Larry Summers knows a thing or two about money. He ran the Treasury Department under President Clinton, and his signature is on the $20 bill. When he has a gripe about the price of something, it’s worth paying attention.
So what’s bugging him today? Speaking to a room of finance leaders in New York, the present day counterpart of Alexander Hamilton groused about the price of earphones.
“In a world of very sophisticated information technology, it’s kind of a remarkable thing that if I go outside and buy a $400 pair of headphones, $8 will be removed for processing the payments. That’s a lot,” he told Fortune’s Alan Murray at Consensus 2016, a three-day event about financial technology.
The source of Summers’ ire, though, is not the price of electronics. Instead, the point of his comment was how the U.S. financial system still permits middlemen, like credit card processors, to extract a 3% levy on every consumer transaction, and even more in the case of big ticket items like houses.
In the future, Summers believes that much-hyped blockchain technology will let banks and other financial institutions clear transactions infinitely faster than they do now. And at a small fraction of the cost.

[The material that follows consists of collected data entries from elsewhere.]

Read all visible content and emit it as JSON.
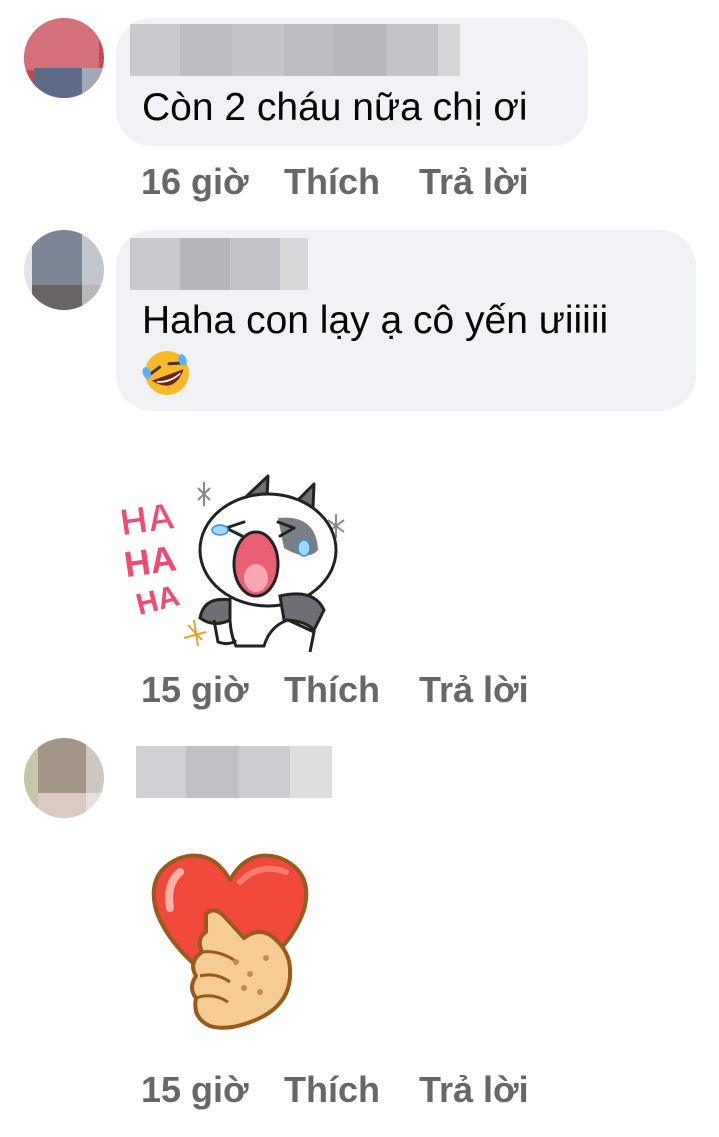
{
  "comments": [
    {
      "text": "Còn 2 cháu nữa chị ơi",
      "time": "16 giờ",
      "like_label": "Thích",
      "reply_label": "Trả lời"
    },
    {
      "text": "Haha con lạy ạ cô yến ưiiiii",
      "emoji": "🤣",
      "time": "15 giờ",
      "like_label": "Thích",
      "reply_label": "Trả lời",
      "sticker": {
        "name": "laughing-cat-sticker",
        "ha_text": [
          "HA",
          "HA",
          "HA"
        ]
      }
    },
    {
      "time": "15 giờ",
      "like_label": "Thích",
      "reply_label": "Trả lời",
      "sticker": {
        "name": "heart-hand-sticker"
      }
    }
  ],
  "colors": {
    "bubble_bg": "#f0f2f5",
    "meta_text": "#65676b",
    "body_text": "#050505",
    "ha_pink": "#ee4a72",
    "heart_red": "#f0493c"
  }
}
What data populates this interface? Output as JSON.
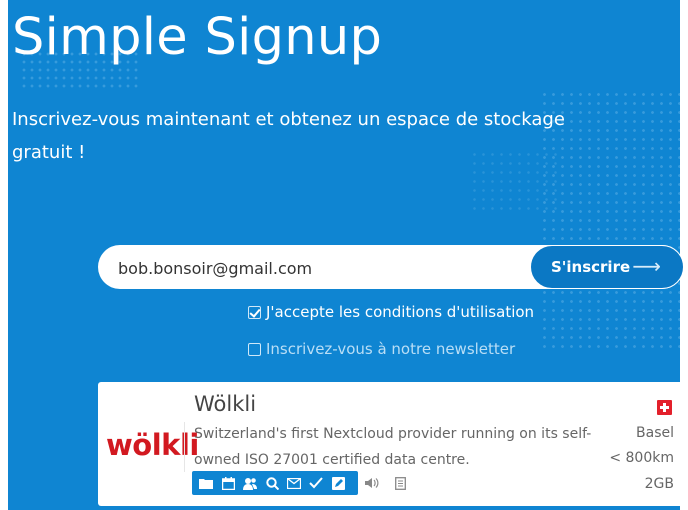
{
  "header": {
    "title": "Simple Signup",
    "subtitle": "Inscrivez-vous maintenant et obtenez un espace de stockage gratuit !"
  },
  "signup": {
    "email_value": "bob.bonsoir@gmail.com",
    "submit_label": "S'inscrire",
    "terms_label": "J'accepte les conditions d'utilisation",
    "terms_checked": true,
    "newsletter_label": "Inscrivez-vous à notre newsletter",
    "newsletter_checked": false
  },
  "provider": {
    "logo_text": "wölkli",
    "name": "Wölkli",
    "description": "Switzerland's first Nextcloud provider running on its self-owned ISO 27001 certified data centre.",
    "country_flag": "switzerland-flag-icon",
    "location": "Basel",
    "latency": "< 800km",
    "free_storage": "2GB",
    "features_enabled": [
      "folder-icon",
      "calendar-icon",
      "contacts-icon",
      "search-icon",
      "mail-icon",
      "check-icon",
      "notes-icon"
    ],
    "features_disabled": [
      "audio-icon",
      "document-icon"
    ]
  },
  "colors": {
    "background": "#0f85d2",
    "button": "#0b78c4",
    "logo": "#d21920",
    "flag": "#e3202b"
  }
}
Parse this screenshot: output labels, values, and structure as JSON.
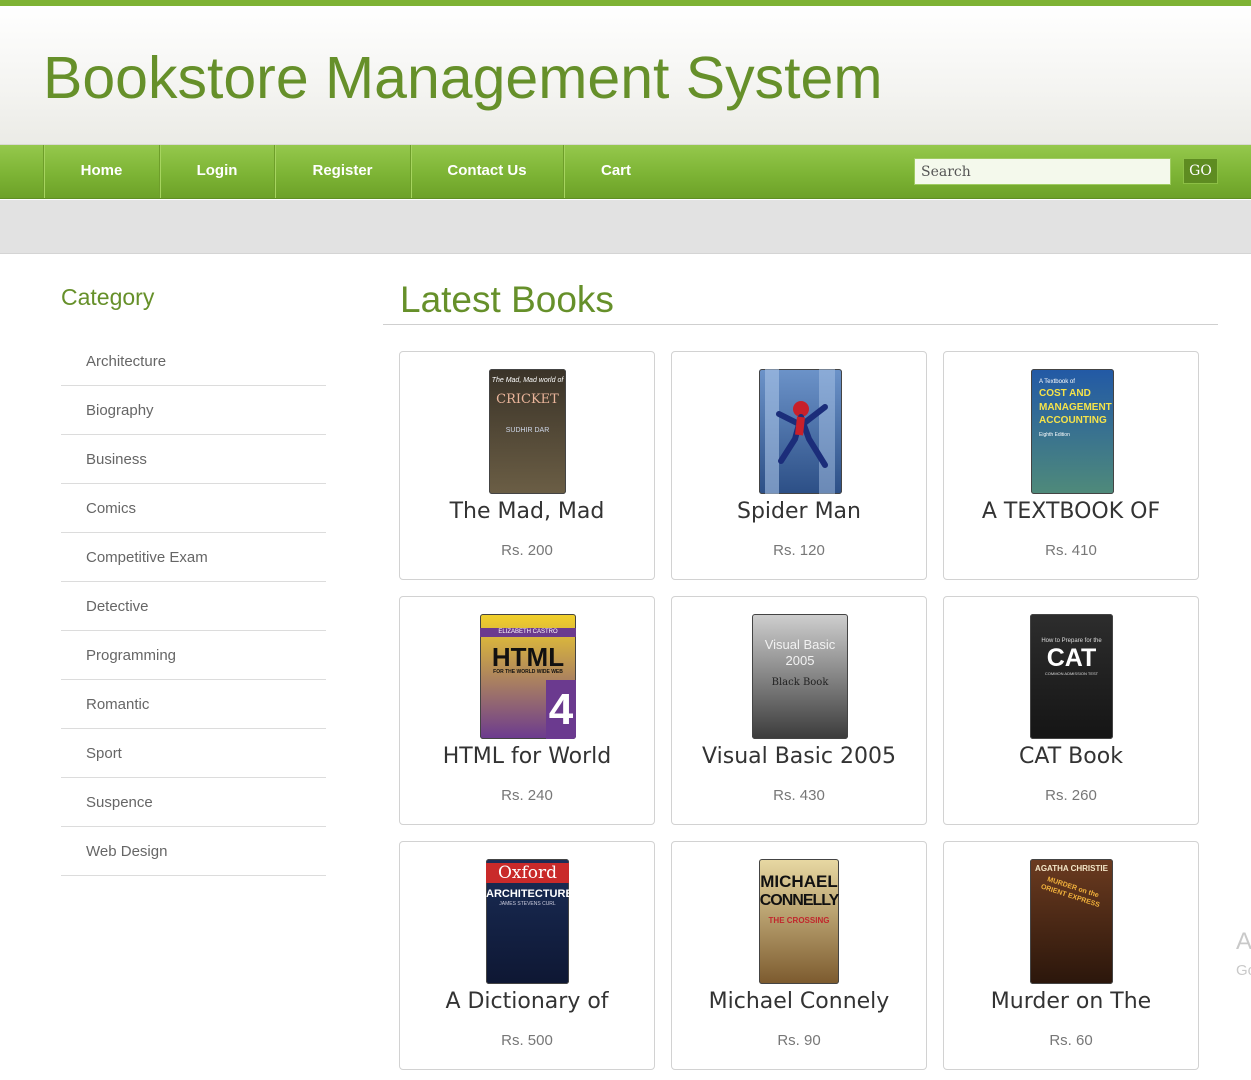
{
  "header": {
    "title": "Bookstore Management System"
  },
  "nav": {
    "items": [
      {
        "label": "Home"
      },
      {
        "label": "Login"
      },
      {
        "label": "Register"
      },
      {
        "label": "Contact Us"
      },
      {
        "label": "Cart"
      }
    ],
    "search_placeholder": "Search",
    "go_label": "GO"
  },
  "sidebar": {
    "title": "Category",
    "categories": [
      "Architecture",
      "Biography",
      "Business",
      "Comics",
      "Competitive Exam",
      "Detective",
      "Programming",
      "Romantic",
      "Sport",
      "Suspence",
      "Web Design"
    ]
  },
  "main": {
    "title": "Latest Books",
    "books": [
      {
        "title": "The Mad, Mad",
        "price": "Rs. 200",
        "cover": {
          "top": "The Mad, Mad world of",
          "main": "CRICKET",
          "sub": "SUDHIR DAR",
          "colors": [
            "#3a3328",
            "#6b5e45"
          ]
        }
      },
      {
        "title": "Spider Man",
        "price": "Rs. 120",
        "cover": {
          "top": "",
          "main": "",
          "sub": "",
          "colors": [
            "#6c93c9",
            "#2c4f86"
          ]
        }
      },
      {
        "title": "A TEXTBOOK OF",
        "price": "Rs. 410",
        "cover": {
          "top": "A Textbook of",
          "main": "COST AND MANAGEMENT ACCOUNTING",
          "sub": "Eighth Edition",
          "colors": [
            "#2259a6",
            "#4f8a7a"
          ]
        }
      },
      {
        "title": "HTML for World",
        "price": "Rs. 240",
        "cover": {
          "top": "ELIZABETH CASTRO",
          "main": "HTML",
          "sub": "FOR THE WORLD WIDE WEB",
          "colors": [
            "#f2d12a",
            "#6b3a8f"
          ]
        }
      },
      {
        "title": "Visual Basic 2005",
        "price": "Rs. 430",
        "cover": {
          "top": "Visual Basic",
          "main": "2005",
          "sub": "Black Book",
          "colors": [
            "#cfcfcf",
            "#3b3b3b"
          ]
        }
      },
      {
        "title": "CAT Book",
        "price": "Rs. 260",
        "cover": {
          "top": "How to Prepare for the",
          "main": "CAT",
          "sub": "COMMON ADMISSION TEST",
          "colors": [
            "#2d2d2d",
            "#151515"
          ]
        }
      },
      {
        "title": "A Dictionary of",
        "price": "Rs. 500",
        "cover": {
          "top": "Oxford",
          "main": "ARCHITECTURE",
          "sub": "JAMES STEVENS CURL",
          "colors": [
            "#1a2d57",
            "#0e1733"
          ]
        }
      },
      {
        "title": "Michael Connely",
        "price": "Rs. 90",
        "cover": {
          "top": "MICHAEL",
          "main": "CONNELLY",
          "sub": "THE CROSSING",
          "colors": [
            "#e8d9a3",
            "#7c5a2e"
          ]
        }
      },
      {
        "title": "Murder on The",
        "price": "Rs. 60",
        "cover": {
          "top": "AGATHA CHRISTIE",
          "main": "MURDER on the ORIENT EXPRESS",
          "sub": "",
          "colors": [
            "#6b3b20",
            "#2b160b"
          ]
        }
      }
    ]
  },
  "edge": {
    "letter": "A",
    "small": "Go"
  }
}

The blockchain, if you’re unfamiliar, is the idea of a permanent online ledger where all sorts of transactions—from contracts to payments to title transfers—can be recorded and verified in a tamper-proof record. Currently, banks and business technology companies like IBM
are pouring money into the concept in the belief that it will dramatically reduce the amount they pay to clearing houses and other record keeping outfits.
Summers’ speech comes at a time when blockchain is achieving a mainstream respectability that has eluded bitcoin, the digital currency that uses the same ledger technology. While many people continue to value the public ledger associated with bitcoin, the backers who champion the currency are regarded by some as deluded fanatics. (One noted digital currency skeptic is JP Morgan CEO Jamie Dimon, who offers a cutting rant in the video below).
Summers, however, is less skeptical, telling Murray that he can see a future in which the financial system is based on blockchain and dollars, or perhaps also bitcoin or some other form of digital currency. (Those who like their fin-tech analysis with a grain of salt may wish take note of this FT article, which describes Summers role on the board of a bitcoin startup).
“Is the blockchain technology going to be fundamental to reducing fictions? The answer is overwhelmingly likely to be yes. Is bitcoin going to be a valuable store of value like people use gold? I don’t know,” said Summers at the event.
As for when the blockchain’s vaunted potential to reduce costs will actually materialize, Summers urged patience. He predicted the technology will display a typical j-curve effect, lowering productivity at the outset while companies rush to invest, but then yielding dramatic improvements further in the future.
So how much virtual currency does Summers own? For now, it looks like the former Treasury Secretary still prefers benjamins over bitcoins: Summers admitted he has yet to acquire any through Circle or any other currency services. At the close of the interview, Murray gave him 1/100 of a bitcoin to get him started.